To have fewer inessential constants jumping around let us set $a=1, b=-1/2$ and write $A\approx B$ and $A\lesssim B$ to mean $C^{-1} A\le B\le C A$ and $A\le C B$ with some finite, positive absolute constant $C$, respectively, where $A,B$ are positive quantities.
So $Tf(x)=\mathcal{F}^{-1} ( \hat{f}(\xi) e^{-i\xi^2/2} )(x),$ where $\mathcal{F}^{-1}f(x)=\int e^{ix\xi} f(\xi) d\xi$ is the inverse Fourier transform.
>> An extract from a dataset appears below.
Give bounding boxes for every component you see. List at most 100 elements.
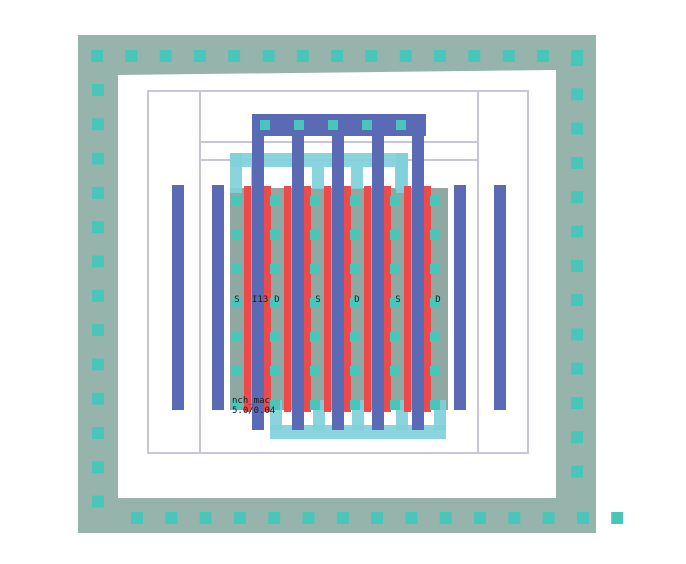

To get a feeling for such inequalities it is good to plug in a rescaled bump function and then see how both sides of the inequality behave when the scaling is changed. Since $g$ is a Gaussian, it is natural to plug in rescaled Gaussian's for $f$. Let $\lambda>0$ and set
$$f(x)=e^{-(x/\lambda)^2/2}.$$
We have $\|f\|_q\approx \lambda^{1/q}$. We can compute $\hat{f}(\xi) = c \lambda e^{-(\lambda\xi)^2/2}$, where $c=\sqrt{2\pi}$. Then
$$ \hat{f}(\xi) e^{-i\xi^2/2} = c\lambda e^{-\frac{\xi^2}2 (\lambda^2+i)}$$
Using $\lambda^2+i=(e^{\frac12 \log(\lambda^2+i)})^2$ go ahead and compute
$$ |\mathcal{F}^{-1}( \hat{f}(\xi)e^{-i\xi^2/2} )(x)| \approx \lambda |\lambda^2+i|^{-1/2} e^{-\frac{x^2}2 \text{Re}\Big(\frac1{\lambda^2+i}\Big)}=\lambda (\lambda^4+1)^{-1/4} e^{-\frac{x^2}2 \frac{\lambda^2}{\lambda^4+1}}$$
Thus,
$$ \|Tf\|_p \approx \lambda (\lambda^4+1)^{-1/4} \Big(\int e^{-\frac{x^2}2 \frac{p\lambda^2}{\lambda^4+1}} dx\Big)^{1/p} \approx \lambda^{1-\frac1p} (\lambda^4+1)^{\frac1{2p}-\frac14} $$
If we want $\|Tf\|_p\lesssim \|f\|_q$ to hold, then it is necessary that $$\lambda^{1-\frac1p-\frac1q} (\lambda^4+1)^{\frac1{2p}-\frac14}\lesssim 1$$ for all $\lambda>0$. But then we need to have $p=q=2$ (check it).
Note that $\|Tf\|_2\lesssim \|f\|_2$ really holds by Plancherel's theorem.